Monday, 23 November 2015

Open plan classroom

Just a couple of points I want to make before you read the Age article below:
Open plan classrooms are not new. I remember doing a teaching round in the early 80s at Somerville in an open plan classroom.
Teaching spaces should not be closed boxes ( which is the case in many secondary schools) Visibility equals accountability.
Staff collaboration is essential in modern teaching and is aided by open plan teaching spaces.
Some students do find these spaces too noisy and disruptive.
It encourages collaboration amongst students and facilitates mentoring.
Some teachers don't like it, it doesn't suit their style. They don't need to 'team teach' ( teachers shouldn't be forced to do that) but they need to 'get over' open learning spaces. sorry... but they do.
Principals should not force teachers to team teach. They often do, thinking a great teacher will help a struggling teacher. the jury is still out on that.
These spaces need the right furniture, lighting and access to technology.
Some of these spaces are frustrating because there are no display boards or storage! Architects should not be allowed to design schools without an experienced teacher looking over their shoulder!
Open plan doesn't mean 'free for all'! Teachers need to still manage their classes.
Oh and I should say, you could only describe my classroom as open plan! It works perfectly.

Having said all read the article below.

They knocked down walls to revolutionise learning and now they are putting them up again.  
Open-plan classrooms have caused nothing but trouble for many schools, which are putting up partitions and walls to counter the deafening noise created in the barn-like spaces.
Distracted students and teachers with strained vocal chords are another unintended consequence of the open-plan classroom trend, according to Macquarie University PhD candidate Kiri Mealings.
"They are definitely not suitable for critical listening activities with young kids," she said.

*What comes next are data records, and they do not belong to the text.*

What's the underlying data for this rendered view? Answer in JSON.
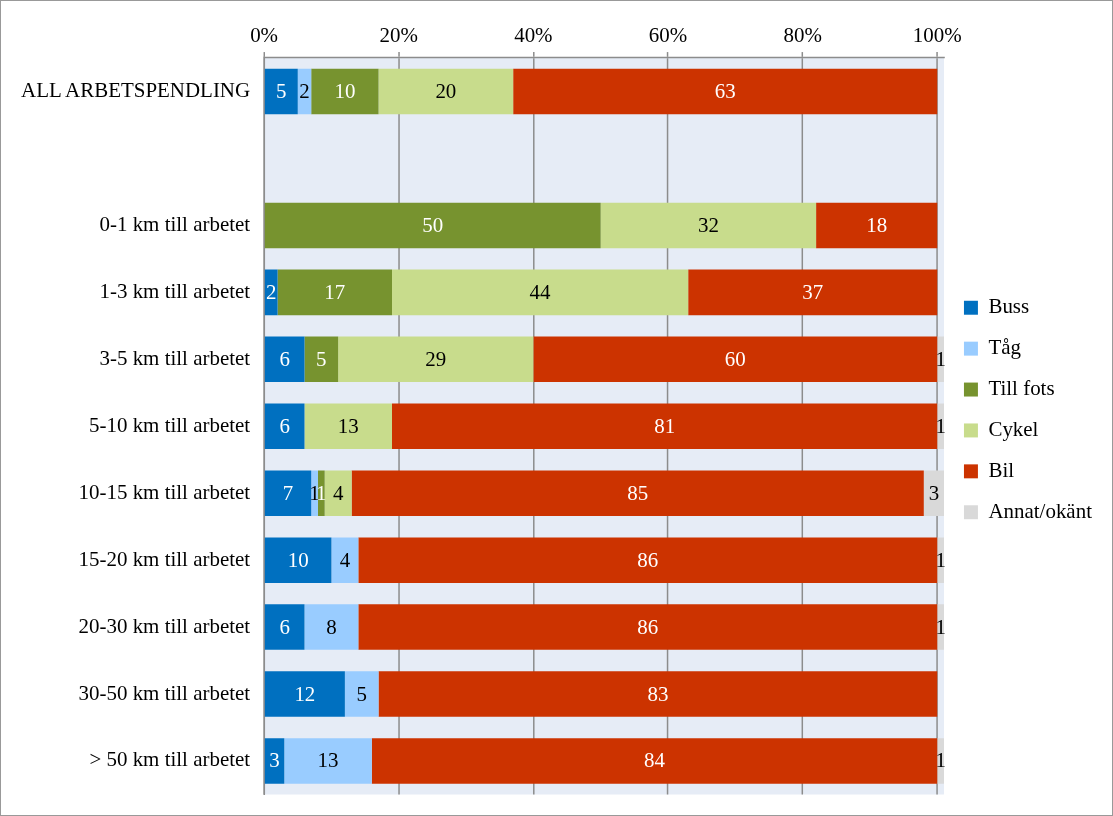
{
  "chart_data": {
    "type": "bar",
    "orientation": "horizontal",
    "stacked": true,
    "data_labels": true,
    "grid": "x",
    "legend": "right",
    "categories": [
      "ALL ARBETSPENDLING",
      null,
      "0-1 km till arbetet",
      "1-3 km till arbetet",
      "3-5 km till arbetet",
      "5-10 km till arbetet",
      "10-15 km till arbetet",
      "15-20 km till arbetet",
      "20-30 km till arbetet",
      "30-50 km till arbetet",
      "> 50 km till arbetet"
    ],
    "xlim": [
      0,
      101
    ],
    "xticks": [
      {
        "value": 0,
        "label": "0%"
      },
      {
        "value": 20,
        "label": "20%"
      },
      {
        "value": 40,
        "label": "40%"
      },
      {
        "value": 60,
        "label": "60%"
      },
      {
        "value": 80,
        "label": "80%"
      },
      {
        "value": 100,
        "label": "100%"
      }
    ],
    "series": [
      {
        "name": "Buss",
        "color": "#0070c0",
        "values": [
          5,
          null,
          null,
          2,
          6,
          6,
          7,
          10,
          6,
          12,
          3
        ]
      },
      {
        "name": "Tåg",
        "color": "#99ccff",
        "values": [
          2,
          null,
          null,
          null,
          null,
          null,
          1,
          4,
          8,
          5,
          13
        ]
      },
      {
        "name": "Till fots",
        "color": "#77932f",
        "values": [
          10,
          null,
          50,
          17,
          5,
          null,
          1,
          null,
          null,
          null,
          null
        ]
      },
      {
        "name": "Cykel",
        "color": "#c8dc8c",
        "values": [
          20,
          null,
          32,
          44,
          29,
          13,
          4,
          null,
          null,
          null,
          null
        ]
      },
      {
        "name": "Bil",
        "color": "#cc3300",
        "values": [
          63,
          null,
          18,
          37,
          60,
          81,
          85,
          86,
          86,
          83,
          84
        ]
      },
      {
        "name": "Annat/okänt",
        "color": "#d9d9d9",
        "values": [
          null,
          null,
          null,
          null,
          1,
          1,
          3,
          1,
          1,
          null,
          1
        ]
      }
    ]
  }
}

Research by Ms Mealings released this year found 50 to 70 per cent of surveyed children said they could not hear their teacher very well, or at all, in open-plan classrooms.
"The teachers in the poorly designed classrooms were also struggling with vocal health problems," she said. "We had teachers resigning and having to take lots of days off."
At Laverton P-12 College, about 300 students learn in the same open-plan space.
The school has developed protocols to minimise noise and disruption in its four open-plan buildings, all of which were constructed in the past seven years.
Teachers avoid singing, clapping and rhyming activities with primary school students. Principal Richard Jones said students struggled to hear oral presentations and discussions, which also disrupted adjacent classes. 
A large proportion of students speak English as an additional language and need to hear to develop their oral language skills, he said.
In a bid to restore the peace, the school is installing flexible, floor-to-ceiling glass walls in its open-plan buildings. Mr Jones said this was part of a broader push to lift the school's academic performance.
"We need to be able to hear students read," he said. "We need to be able to hear students answer questions in full sentences. We need to make sure we are developing those skills."
Open-plan classrooms were briefly popular in Australian schools in the 1970s and re-emerged as an education trend about a decade ago.
Many schools say they help students collaborate, encourage team teaching and put the focus on students.
Business is booming for Tony Haydar, who runs Portable Partitions, a company that manufactures and supplies mobile room dividers to Australian businesses and schools.
In the past two years, his company has installed partitions in more than 200 open-plan classrooms nationwide.
"The main issue is distraction," he said. "In open-plan classrooms it is hard to maintain the focus of the students from both a visual and acoustic point of view."
Mr Haydar said schools rushed to roll out open-plan classrooms because they did not want to be left behind. "They went along with what everyone else was doing, even though it wasn't their gut instinct."